Many of these patients are still hospitalized. Of the 31 who were discharged, only one patient has been reassigned and one returned to Iraq. Twenty patients (65%) required continued treatment at other facilities including VA hospitals, other army hospitals, rehabilitation hospitals, and TBI facilities. Eight patients (26%) were discharged on convalescent leave, some of whom will receive outpatient treatment.

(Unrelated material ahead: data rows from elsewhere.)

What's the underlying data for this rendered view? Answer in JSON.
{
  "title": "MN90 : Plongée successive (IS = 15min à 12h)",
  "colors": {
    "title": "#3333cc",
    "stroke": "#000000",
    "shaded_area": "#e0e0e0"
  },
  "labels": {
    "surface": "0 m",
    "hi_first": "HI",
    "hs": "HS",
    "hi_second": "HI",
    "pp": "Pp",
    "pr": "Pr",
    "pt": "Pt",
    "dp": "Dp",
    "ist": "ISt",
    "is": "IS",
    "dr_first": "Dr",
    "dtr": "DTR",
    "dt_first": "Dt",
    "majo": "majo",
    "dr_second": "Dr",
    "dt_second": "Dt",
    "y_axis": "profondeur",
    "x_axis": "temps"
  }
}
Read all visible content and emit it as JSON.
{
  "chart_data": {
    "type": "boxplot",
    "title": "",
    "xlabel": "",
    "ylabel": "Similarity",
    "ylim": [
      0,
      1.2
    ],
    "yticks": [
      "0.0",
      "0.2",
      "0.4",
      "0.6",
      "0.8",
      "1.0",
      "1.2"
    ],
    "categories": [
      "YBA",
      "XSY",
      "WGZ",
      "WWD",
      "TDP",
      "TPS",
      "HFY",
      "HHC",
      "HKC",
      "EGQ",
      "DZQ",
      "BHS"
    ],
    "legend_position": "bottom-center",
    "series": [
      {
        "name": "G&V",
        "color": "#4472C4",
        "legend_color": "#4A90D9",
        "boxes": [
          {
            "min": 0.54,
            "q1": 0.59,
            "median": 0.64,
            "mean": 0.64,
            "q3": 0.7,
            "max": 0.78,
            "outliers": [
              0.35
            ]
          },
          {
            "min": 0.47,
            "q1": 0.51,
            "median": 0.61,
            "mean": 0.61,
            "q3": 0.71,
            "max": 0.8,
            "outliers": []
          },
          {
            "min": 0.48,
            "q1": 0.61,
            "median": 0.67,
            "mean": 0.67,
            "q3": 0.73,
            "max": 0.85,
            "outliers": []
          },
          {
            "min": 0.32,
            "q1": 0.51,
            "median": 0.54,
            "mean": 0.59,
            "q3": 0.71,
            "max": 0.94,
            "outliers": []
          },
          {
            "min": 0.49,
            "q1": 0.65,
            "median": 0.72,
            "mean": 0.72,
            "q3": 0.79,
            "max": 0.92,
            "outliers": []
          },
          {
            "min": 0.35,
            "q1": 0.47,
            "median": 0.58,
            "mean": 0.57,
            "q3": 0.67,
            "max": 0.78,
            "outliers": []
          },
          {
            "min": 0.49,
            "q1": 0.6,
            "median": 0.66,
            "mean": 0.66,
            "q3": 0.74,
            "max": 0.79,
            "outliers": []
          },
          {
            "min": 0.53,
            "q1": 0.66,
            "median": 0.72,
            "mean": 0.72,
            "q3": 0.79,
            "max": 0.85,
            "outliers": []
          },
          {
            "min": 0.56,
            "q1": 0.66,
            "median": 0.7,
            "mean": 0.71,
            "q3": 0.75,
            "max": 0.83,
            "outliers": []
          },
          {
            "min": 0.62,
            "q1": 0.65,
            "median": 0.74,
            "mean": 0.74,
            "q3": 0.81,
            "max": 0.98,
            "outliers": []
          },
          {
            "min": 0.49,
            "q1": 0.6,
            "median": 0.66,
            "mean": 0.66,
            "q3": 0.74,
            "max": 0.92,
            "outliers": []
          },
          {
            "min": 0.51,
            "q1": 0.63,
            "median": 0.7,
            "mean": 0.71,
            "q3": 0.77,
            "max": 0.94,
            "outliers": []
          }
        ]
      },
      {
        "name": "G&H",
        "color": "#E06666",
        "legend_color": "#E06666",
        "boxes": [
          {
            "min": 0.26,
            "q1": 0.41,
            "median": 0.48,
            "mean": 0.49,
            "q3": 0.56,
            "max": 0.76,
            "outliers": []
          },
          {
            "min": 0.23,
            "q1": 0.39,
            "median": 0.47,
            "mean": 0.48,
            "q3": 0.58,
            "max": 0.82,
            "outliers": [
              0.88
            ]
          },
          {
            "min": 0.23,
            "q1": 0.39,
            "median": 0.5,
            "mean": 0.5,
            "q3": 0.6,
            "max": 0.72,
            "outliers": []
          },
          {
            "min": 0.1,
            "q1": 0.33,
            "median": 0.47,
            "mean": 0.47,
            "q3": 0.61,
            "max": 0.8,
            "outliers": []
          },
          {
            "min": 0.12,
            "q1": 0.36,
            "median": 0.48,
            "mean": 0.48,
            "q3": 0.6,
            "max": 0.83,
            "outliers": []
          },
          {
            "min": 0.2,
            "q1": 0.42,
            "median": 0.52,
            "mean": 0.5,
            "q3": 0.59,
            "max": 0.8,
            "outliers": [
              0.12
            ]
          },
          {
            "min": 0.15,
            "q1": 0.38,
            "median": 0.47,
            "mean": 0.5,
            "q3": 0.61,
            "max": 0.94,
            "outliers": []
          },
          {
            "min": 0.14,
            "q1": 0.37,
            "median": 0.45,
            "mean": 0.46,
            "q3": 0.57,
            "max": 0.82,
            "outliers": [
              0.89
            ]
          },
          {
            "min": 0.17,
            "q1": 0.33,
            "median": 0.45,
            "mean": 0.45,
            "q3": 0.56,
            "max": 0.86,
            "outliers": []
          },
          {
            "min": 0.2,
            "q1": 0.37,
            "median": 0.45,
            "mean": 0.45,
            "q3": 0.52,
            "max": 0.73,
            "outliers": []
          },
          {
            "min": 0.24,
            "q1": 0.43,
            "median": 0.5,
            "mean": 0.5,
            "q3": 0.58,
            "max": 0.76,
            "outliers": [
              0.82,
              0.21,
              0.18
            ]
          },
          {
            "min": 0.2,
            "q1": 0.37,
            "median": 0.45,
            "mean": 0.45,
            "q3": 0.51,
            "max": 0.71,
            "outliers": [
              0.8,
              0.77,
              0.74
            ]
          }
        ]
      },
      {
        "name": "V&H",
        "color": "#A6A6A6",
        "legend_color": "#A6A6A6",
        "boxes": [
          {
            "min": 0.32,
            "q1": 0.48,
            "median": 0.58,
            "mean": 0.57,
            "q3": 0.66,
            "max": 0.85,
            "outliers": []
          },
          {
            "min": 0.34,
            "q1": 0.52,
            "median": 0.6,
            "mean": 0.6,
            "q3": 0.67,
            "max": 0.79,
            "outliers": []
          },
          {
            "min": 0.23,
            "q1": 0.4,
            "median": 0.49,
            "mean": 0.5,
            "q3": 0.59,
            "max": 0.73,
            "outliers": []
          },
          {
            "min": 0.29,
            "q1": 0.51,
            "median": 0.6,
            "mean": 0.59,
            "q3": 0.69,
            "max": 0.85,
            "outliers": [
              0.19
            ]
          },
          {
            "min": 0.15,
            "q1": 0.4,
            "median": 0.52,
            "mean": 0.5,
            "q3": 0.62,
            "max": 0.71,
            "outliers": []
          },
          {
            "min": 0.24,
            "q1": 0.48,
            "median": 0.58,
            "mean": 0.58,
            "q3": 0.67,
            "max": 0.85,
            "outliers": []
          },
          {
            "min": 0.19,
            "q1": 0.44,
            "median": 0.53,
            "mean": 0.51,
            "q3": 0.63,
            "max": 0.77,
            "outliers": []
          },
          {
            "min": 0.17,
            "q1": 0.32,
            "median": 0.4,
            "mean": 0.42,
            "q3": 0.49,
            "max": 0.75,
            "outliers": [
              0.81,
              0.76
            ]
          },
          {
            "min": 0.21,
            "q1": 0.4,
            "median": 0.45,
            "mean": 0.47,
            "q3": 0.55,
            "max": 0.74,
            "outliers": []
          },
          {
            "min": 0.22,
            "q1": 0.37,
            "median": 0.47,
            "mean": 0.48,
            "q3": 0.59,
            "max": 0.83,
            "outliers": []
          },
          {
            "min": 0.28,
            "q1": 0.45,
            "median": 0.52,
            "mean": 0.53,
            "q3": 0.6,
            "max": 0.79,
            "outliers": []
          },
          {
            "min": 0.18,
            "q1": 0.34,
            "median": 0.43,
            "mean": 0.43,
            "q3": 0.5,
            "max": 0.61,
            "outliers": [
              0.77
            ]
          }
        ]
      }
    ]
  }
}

GWOT does not appear to be ending soon. Advances in technology and changes in the delivery of medical services have resulted in increased survival of the injured and speech-language pathology services being requested as soon as a casualty can be evacuated to a major medical center. Surprisingly, the patients from OEF and OIF were not just battle-related but included accidents, diseases, heat effects, psychological reactions, and undetermined etiologies. In this sample, 8.3% of the hospitalized inpatients were referred for speech-language pathology services. Many patients were referred while still in the ICU and were most frequently referred for diagnosis and treatment of swallowing-related disorders. In addition, patients with tracheostomies and speaking valves required our services. Traumatic brain injury and speech/language/cognitive deficits were present in over half of these cases and will require additional treatment at other facilities.
Speech-language pathology services begin in the ICU, and in the long term, our services will be required to help these men and women live, function, and communicate as civilians. As a profession, we must be prepared to treat this increasing population of men and women who have sacrificed so much in the service of our country.